Advanced Boolean search

You can compose complex search queries with help of the Boolean query language.

mnoGoSearch understands the following Boolean operators:

& - logical AND. For example, ``mysql & odbc''. mnoGoSearch will return the documents containing both words mysql and odbc. You can also use + for this operator.

| - logical OR. For example, ``mysql|odbc''. mnoGoSearch will find the documents containing the word mysql, or containing the word odbc.

~ - logical NOT. For example, ``mysql & ~odbc''. mnoGoSearch will find the documents containing the word mysql and not containing the word odbc at the same time. Note that the ~ operator can only exclude the given word from the results. The query ``~mysql & ~odbc'' will return no result.

() - the grouping command to compose more complex queries. For example, ``(mysql | msql) & ~postgres''.

Note: Boolean operators work only in queries having two or more words. search.cgi ignores Boolean operators in queries consisting of a single word. Thus, the query ``~odbc'' will just search for the word odbc without treating the ~ sign as the NOT operator.

Note: Boolean search considers stopwords as found in any documents that contain the other search terms from the same query. For example, if ``the'' is a stopword, the query ``(Jana First)|(Michael Second)|the'' will return all documents that have any of the four non-stopword terms and is effectively the same to ``Jana|First|Michael|Second''.

Note: If a search query consists of more than 64 words, Boolean search results are not predictable.

Restricting search words to a section

Starting from the version 3.2.39, mnoGoSearch understands section name references.
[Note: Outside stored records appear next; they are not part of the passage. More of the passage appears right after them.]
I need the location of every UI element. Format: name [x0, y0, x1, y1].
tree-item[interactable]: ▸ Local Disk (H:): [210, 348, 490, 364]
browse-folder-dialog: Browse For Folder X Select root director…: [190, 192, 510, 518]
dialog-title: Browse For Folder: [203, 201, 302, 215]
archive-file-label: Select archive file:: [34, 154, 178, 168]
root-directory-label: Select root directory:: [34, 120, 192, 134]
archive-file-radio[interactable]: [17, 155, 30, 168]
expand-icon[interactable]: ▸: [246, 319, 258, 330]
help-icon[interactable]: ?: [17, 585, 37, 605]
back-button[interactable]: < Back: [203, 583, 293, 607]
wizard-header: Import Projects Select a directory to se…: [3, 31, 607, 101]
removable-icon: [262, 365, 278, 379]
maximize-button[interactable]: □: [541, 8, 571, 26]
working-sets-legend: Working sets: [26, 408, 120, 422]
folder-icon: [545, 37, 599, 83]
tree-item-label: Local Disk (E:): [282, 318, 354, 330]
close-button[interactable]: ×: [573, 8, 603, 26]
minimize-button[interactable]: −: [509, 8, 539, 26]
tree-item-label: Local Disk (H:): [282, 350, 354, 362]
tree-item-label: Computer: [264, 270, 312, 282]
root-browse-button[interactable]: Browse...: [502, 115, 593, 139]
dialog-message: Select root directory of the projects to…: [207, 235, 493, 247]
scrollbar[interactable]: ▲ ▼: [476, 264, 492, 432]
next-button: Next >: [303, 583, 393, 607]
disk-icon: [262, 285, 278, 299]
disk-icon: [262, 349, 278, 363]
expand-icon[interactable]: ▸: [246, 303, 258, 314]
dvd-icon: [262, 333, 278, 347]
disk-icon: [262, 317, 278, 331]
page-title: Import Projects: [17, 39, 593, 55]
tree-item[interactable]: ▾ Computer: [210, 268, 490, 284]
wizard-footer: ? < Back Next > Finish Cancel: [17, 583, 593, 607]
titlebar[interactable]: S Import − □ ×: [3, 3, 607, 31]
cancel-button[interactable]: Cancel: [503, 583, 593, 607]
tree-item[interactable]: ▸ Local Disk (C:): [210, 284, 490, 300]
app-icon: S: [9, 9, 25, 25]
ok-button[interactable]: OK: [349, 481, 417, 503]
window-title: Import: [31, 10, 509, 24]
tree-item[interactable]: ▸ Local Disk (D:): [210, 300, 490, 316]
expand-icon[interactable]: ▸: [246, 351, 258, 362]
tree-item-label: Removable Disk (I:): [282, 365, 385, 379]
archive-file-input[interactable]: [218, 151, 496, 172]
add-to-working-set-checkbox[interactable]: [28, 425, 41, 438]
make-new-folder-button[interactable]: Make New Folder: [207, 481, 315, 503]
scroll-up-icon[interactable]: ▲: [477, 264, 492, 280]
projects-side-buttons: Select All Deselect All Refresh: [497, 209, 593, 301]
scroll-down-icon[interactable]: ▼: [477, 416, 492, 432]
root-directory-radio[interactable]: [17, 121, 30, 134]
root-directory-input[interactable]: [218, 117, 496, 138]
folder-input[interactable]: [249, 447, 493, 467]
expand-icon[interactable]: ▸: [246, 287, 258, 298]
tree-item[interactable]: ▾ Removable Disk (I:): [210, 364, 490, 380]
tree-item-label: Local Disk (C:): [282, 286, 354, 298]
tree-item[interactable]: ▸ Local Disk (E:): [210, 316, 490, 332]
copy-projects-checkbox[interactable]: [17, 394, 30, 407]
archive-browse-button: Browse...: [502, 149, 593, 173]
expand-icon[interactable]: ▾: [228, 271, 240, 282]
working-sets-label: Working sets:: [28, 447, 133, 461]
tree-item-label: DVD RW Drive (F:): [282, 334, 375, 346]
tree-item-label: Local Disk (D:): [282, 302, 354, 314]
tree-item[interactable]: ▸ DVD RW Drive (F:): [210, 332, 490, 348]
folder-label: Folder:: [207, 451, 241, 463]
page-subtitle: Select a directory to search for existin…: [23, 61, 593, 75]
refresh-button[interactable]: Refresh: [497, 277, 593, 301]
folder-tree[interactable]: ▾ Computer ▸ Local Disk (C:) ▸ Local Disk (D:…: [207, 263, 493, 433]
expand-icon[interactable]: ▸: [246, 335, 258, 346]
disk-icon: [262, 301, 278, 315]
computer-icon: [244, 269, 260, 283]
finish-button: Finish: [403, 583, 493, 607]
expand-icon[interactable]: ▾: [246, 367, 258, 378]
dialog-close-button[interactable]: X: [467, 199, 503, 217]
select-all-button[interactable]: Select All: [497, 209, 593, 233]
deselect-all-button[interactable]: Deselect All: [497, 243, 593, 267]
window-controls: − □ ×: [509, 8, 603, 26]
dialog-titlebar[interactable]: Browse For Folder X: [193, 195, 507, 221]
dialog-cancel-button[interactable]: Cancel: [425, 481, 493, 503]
For example, ``title:web body:server'' will find the documents having the word web in their titles and at the same time the word server in their bodies. To make search.cgi recognize section names, you need to copy the desired Section commands from indexer.conf to search.htm.

Note: Section name references can be combined with Boolean operators.

Phrase search

Phrase search is activated by using quote characters around the words. For example, the query ``"search engine"'' will return the documents having the word search immediately followed by the word engine, while the query ``search engine'' (i.e. without the surrounding quotes) will not require the words to be close to each other.

Note: It is possible to combine two or more phrases in the same query, as well as combine phrases with Boolean operators.

Starting from the version 3.2.39, automatic phrase search is forced for complex words having dots, dashes, underscores, commas and slashes (- _ . , /) as delimiters between the word parts. For example, the query ``max_allowed_packet'' automatically searches for the phrase ``"max allowed packet"'', not just for the three separate words.

Exact section match

Starting from the version 3.3.0, exact section match syntax is available. An exact section match query consists of a section reference (as described in the Section called Restricting search words to a section ), followed by the = (the EQUAL sign), followed by a phrase in quotes. For example, the search query ``title="search engine"'' will return the documents having title equal to the phrase "search engine".

Exact section match is not available if you set SaveSectionSize set to no.

How search handles expired documents

Expired documents are still searchable with their old content.